On the page: https://en.wikipedia.org/wiki/Bayesian_inference#Formal_description_of_Bayesian_inference there is the result:
$$p(\theta \mid \mathbf{X},\alpha) = \frac{p(\mathbf{X} \mid \theta) p(\theta \mid \alpha)}{p(\mathbf{X} \mid \alpha)} $$
which I am having trouble deriving. Here's my attempt. We have:
$$p(\theta, \mathbf{X},\alpha) = p(\theta \mid \mathbf{X},\alpha)p(\mathbf{X}, \alpha) = p(\theta \mid \mathbf{X},\alpha)p(\mathbf{X} \mid \alpha)p(\alpha)$$ also:
$$p(\theta, \mathbf{X},\alpha) = p( \mathbf{X}\mid \theta, \alpha)p(\theta, \alpha) = p( \mathbf{X}\mid \theta, \alpha)p(\theta\mid \alpha)p(\alpha)$$
Equating these, we have: $$p(\theta \mid \mathbf{X},\alpha) = \frac{p( \mathbf{X}\mid \theta, \alpha)p(\theta\mid \alpha)p(\alpha)}{p(\mathbf{X} \mid \alpha)p(\alpha)} =\frac{p( \mathbf{X}\mid \theta, \alpha)p(\theta\mid \alpha)}{p(\mathbf{X} \mid \alpha)} $$
which is not quite the same as the expression given, because we have a $p( \mathbf{X}\mid \theta, \alpha) $ term rather than a $p(\mathbf{X}\mid \theta) $ term. Where am I going wrong?
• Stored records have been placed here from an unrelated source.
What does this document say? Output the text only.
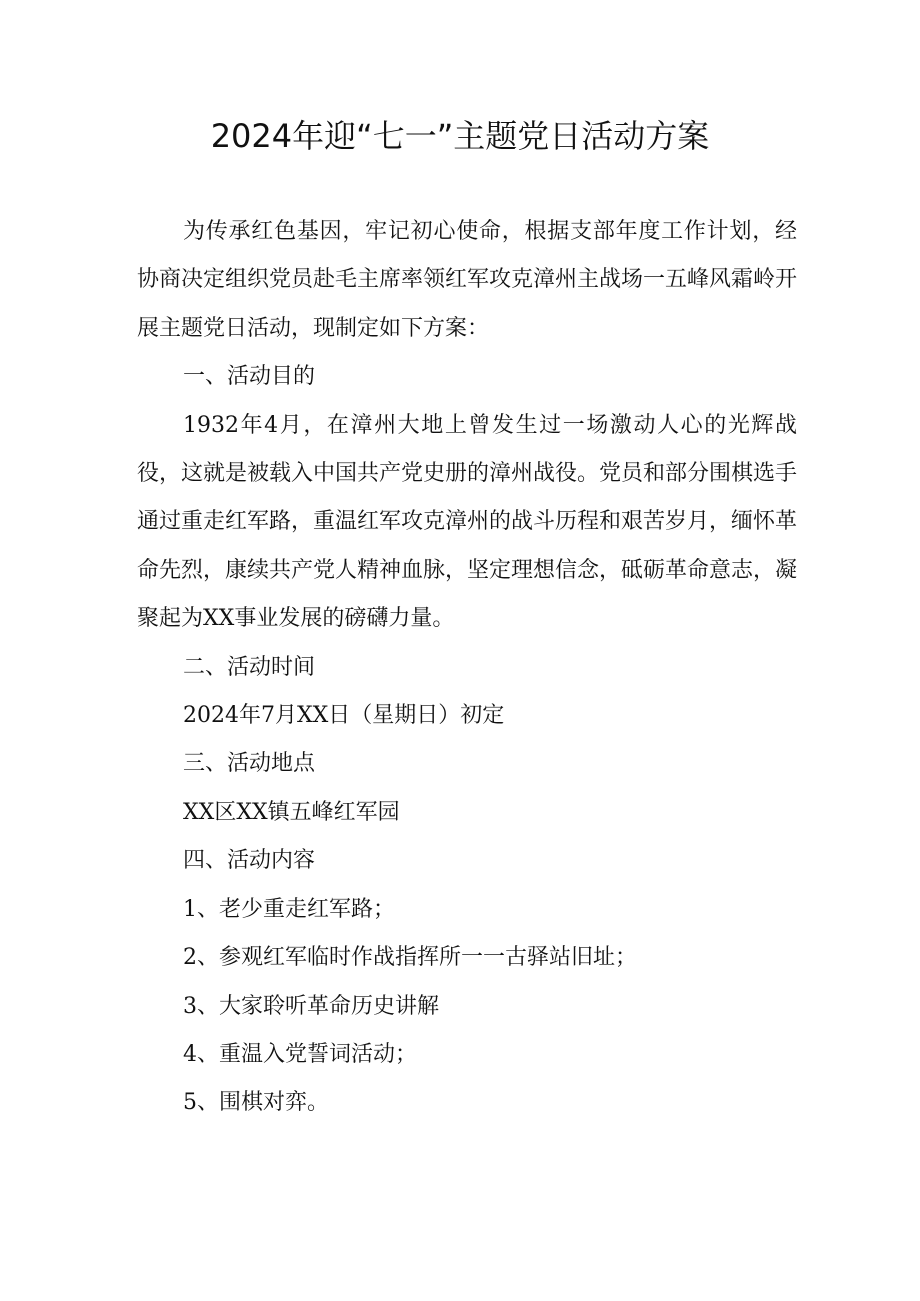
2024年迎“七一”主题党日活动方案

为传承红色基因，牢记初心使命，根据支部年度工作计划，经协商决定组织党员赴毛主席率领红军攻克漳州主战场一五峰风霜岭开展主题党日活动，现制定如下方案：

一、活动目的

1932年4月，在漳州大地上曾发生过一场激动人心的光辉战役，这就是被载入中国共产党史册的漳州战役。党员和部分围棋选手通过重走红军路，重温红军攻克漳州的战斗历程和艰苦岁月，缅怀革命先烈，康续共产党人精神血脉，坚定理想信念，砥砺革命意志，凝聚起为XX事业发展的磅礴力量。

二、活动时间

2024年7月XX日（星期日）初定

三、活动地点

XX区XX镇五峰红军园

四、活动内容

1、老少重走红军路；

2、参观红军临时作战指挥所一一古驿站旧址；

3、大家聆听革命历史讲解

4、重温入党誓词活动；

5、围棋对弈。
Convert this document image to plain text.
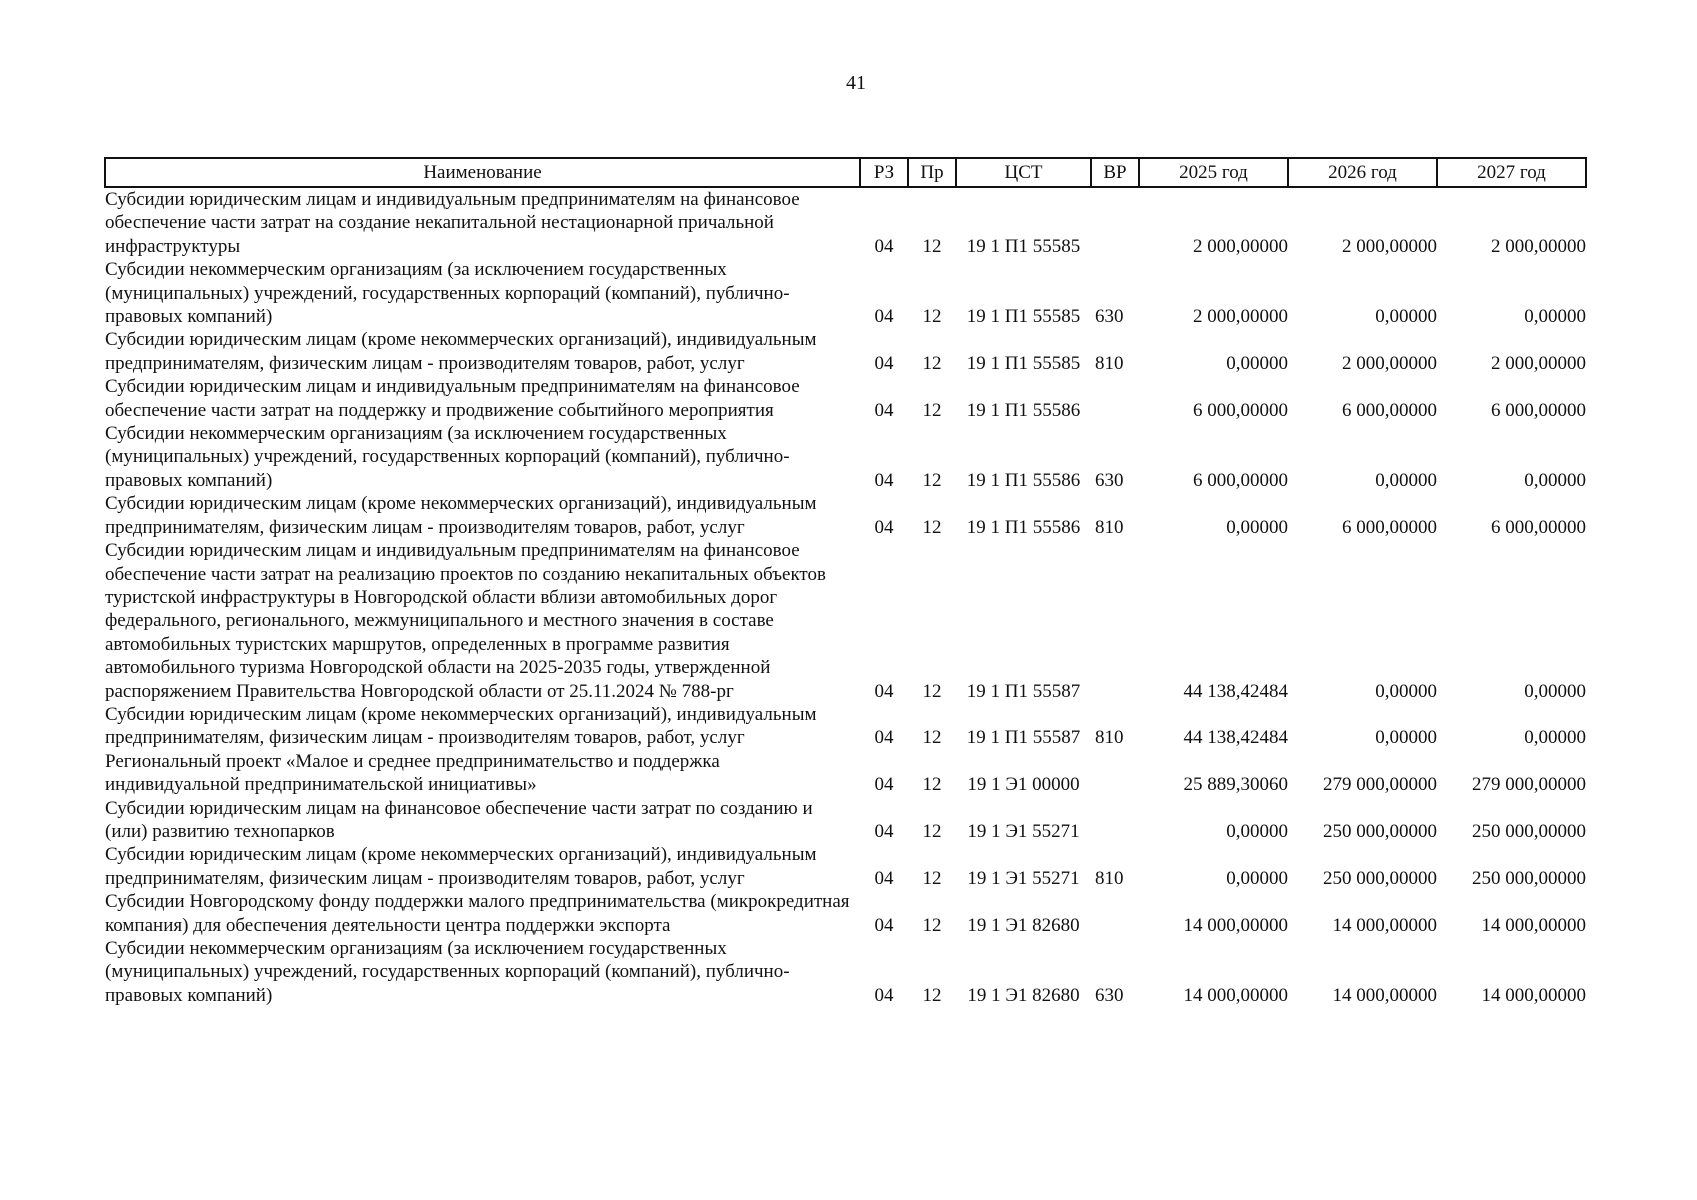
41
Наименование	РЗ	Пр	ЦСТ	ВР	2025 год	2026 год	2027 год
Субсидии юридическим лицам и индивидуальным предпринимателям на финансовое обеспечение части затрат на создание некапитальной нестационарной причальной инфраструктуры	04	12	19 1 П1 55585		2 000,00000	2 000,00000	2 000,00000
Субсидии некоммерческим организациям (за исключением государственных (муниципальных) учреждений, государственных корпораций (компаний), публично-правовых компаний)	04	12	19 1 П1 55585	630	2 000,00000	0,00000	0,00000
Субсидии юридическим лицам (кроме некоммерческих организаций), индивидуальным предпринимателям, физическим лицам - производителям товаров, работ, услуг	04	12	19 1 П1 55585	810	0,00000	2 000,00000	2 000,00000
Субсидии юридическим лицам и индивидуальным предпринимателям на финансовое обеспечение части затрат на поддержку и продвижение событийного мероприятия	04	12	19 1 П1 55586		6 000,00000	6 000,00000	6 000,00000
Субсидии некоммерческим организациям (за исключением государственных (муниципальных) учреждений, государственных корпораций (компаний), публично-правовых компаний)	04	12	19 1 П1 55586	630	6 000,00000	0,00000	0,00000
Субсидии юридическим лицам (кроме некоммерческих организаций), индивидуальным предпринимателям, физическим лицам - производителям товаров, работ, услуг	04	12	19 1 П1 55586	810	0,00000	6 000,00000	6 000,00000
Субсидии юридическим лицам и индивидуальным предпринимателям на финансовое обеспечение части затрат на реализацию проектов по созданию некапитальных объектов туристской инфраструктуры в Новгородской области вблизи автомобильных дорог федерального, регионального, межмуниципального и местного значения в составе автомобильных туристских маршрутов, определенных в программе развития автомобильного туризма Новгородской области на 2025-2035 годы, утвержденной распоряжением Правительства Новгородской области от 25.11.2024 № 788-рг	04	12	19 1 П1 55587		44 138,42484	0,00000	0,00000
Субсидии юридическим лицам (кроме некоммерческих организаций), индивидуальным предпринимателям, физическим лицам - производителям товаров, работ, услуг	04	12	19 1 П1 55587	810	44 138,42484	0,00000	0,00000
Региональный проект «Малое и среднее предпринимательство и поддержка индивидуальной предпринимательской инициативы»	04	12	19 1 Э1 00000		25 889,30060	279 000,00000	279 000,00000
Субсидии юридическим лицам на финансовое обеспечение части затрат по созданию и (или) развитию технопарков	04	12	19 1 Э1 55271		0,00000	250 000,00000	250 000,00000
Субсидии юридическим лицам (кроме некоммерческих организаций), индивидуальным предпринимателям, физическим лицам - производителям товаров, работ, услуг	04	12	19 1 Э1 55271	810	0,00000	250 000,00000	250 000,00000
Субсидии Новгородскому фонду поддержки малого предпринимательства (микрокредитная компания) для обеспечения деятельности центра поддержки экспорта	04	12	19 1 Э1 82680		14 000,00000	14 000,00000	14 000,00000
Субсидии некоммерческим организациям (за исключением государственных (муниципальных) учреждений, государственных корпораций (компаний), публично-правовых компаний)	04	12	19 1 Э1 82680	630	14 000,00000	14 000,00000	14 000,00000
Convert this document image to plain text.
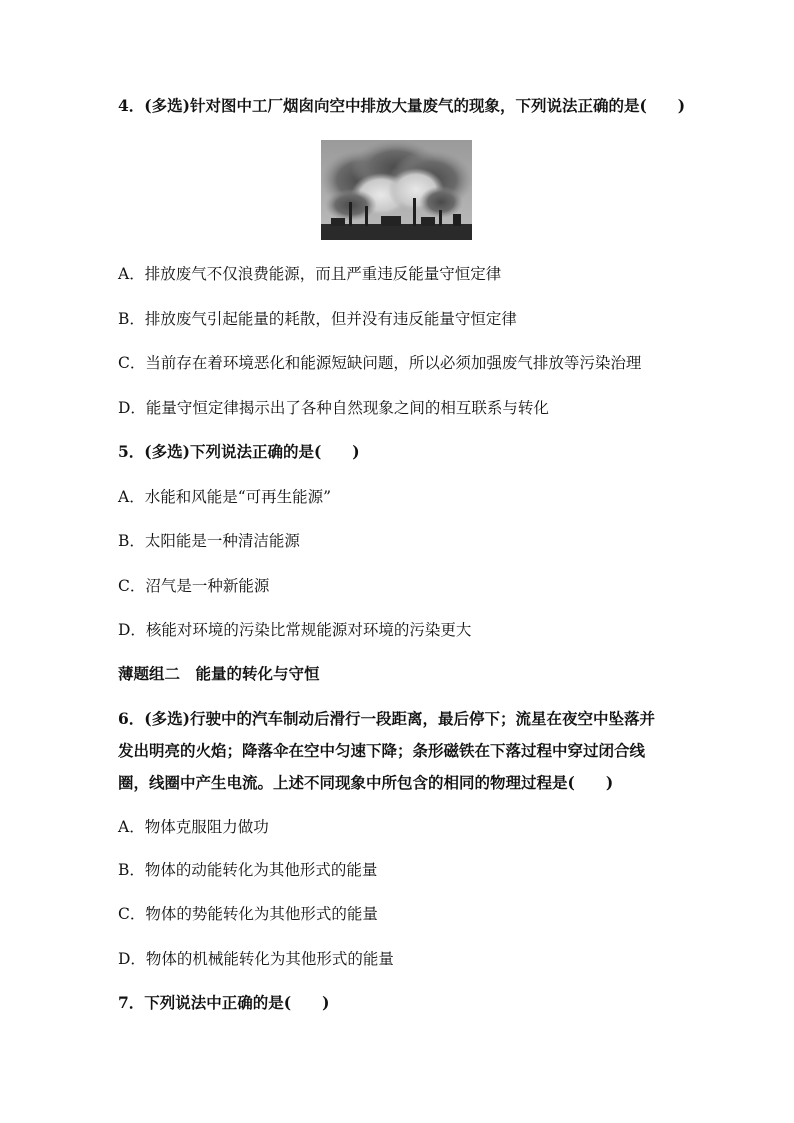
4．(多选)针对图中工厂烟囱向空中排放大量废气的现象，下列说法正确的是(　　)
A．排放废气不仅浪费能源，而且严重违反能量守恒定律
B．排放废气引起能量的耗散，但并没有违反能量守恒定律
C．当前存在着环境恶化和能源短缺问题，所以必须加强废气排放等污染治理
D．能量守恒定律揭示出了各种自然现象之间的相互联系与转化
5．(多选)下列说法正确的是(　　)
A．水能和风能是“可再生能源”
B．太阳能是一种清洁能源
C．沼气是一种新能源
D．核能对环境的污染比常规能源对环境的污染更大
薄题组二　能量的转化与守恒
6．(多选)行驶中的汽车制动后滑行一段距离，最后停下；流星在夜空中坠落并
发出明亮的火焰；降落伞在空中匀速下降；条形磁铁在下落过程中穿过闭合线
圈，线圈中产生电流。上述不同现象中所包含的相同的物理过程是(　　)
A．物体克服阻力做功
B．物体的动能转化为其他形式的能量
C．物体的势能转化为其他形式的能量
D．物体的机械能转化为其他形式的能量
7．下列说法中正确的是(　　)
Bayes' Theorem states that: $$\begin{align} \mathsf P(A\mid B, C) & = \dfrac{P(B\mid A, C)\;P(A\mid C)}{P(B\mid C)} \\[2ex] \therefore p(\theta \mid \mathbf X,\alpha) & = \dfrac{p(\mathbf X\mid \theta, \alpha)\; p(\theta\mid \alpha)}{p(\mathbf X\mid \alpha)} \end{align}$$
Now $\mathbf X$ is a vector of data points $x_i$ each from a distribution determined by parameter $\theta$, which in turn has a distribution determined by the (hyper)parameter $\alpha$. This means $p(\mathbf X\mid \theta, \alpha) = p(\mathbf X\mid \theta)$. (Because if you know what the parameter is, then the hyperparemeter adds no additional information towards determining the probability measure of the vector of data points.)
Thus: $$\begin{align} p(\theta \mid \mathbf X,\alpha) & = \dfrac{p(\mathbf X\mid \theta)\; p(\theta\mid \alpha)}{p(\mathbf X\mid \alpha)} \end{align}$$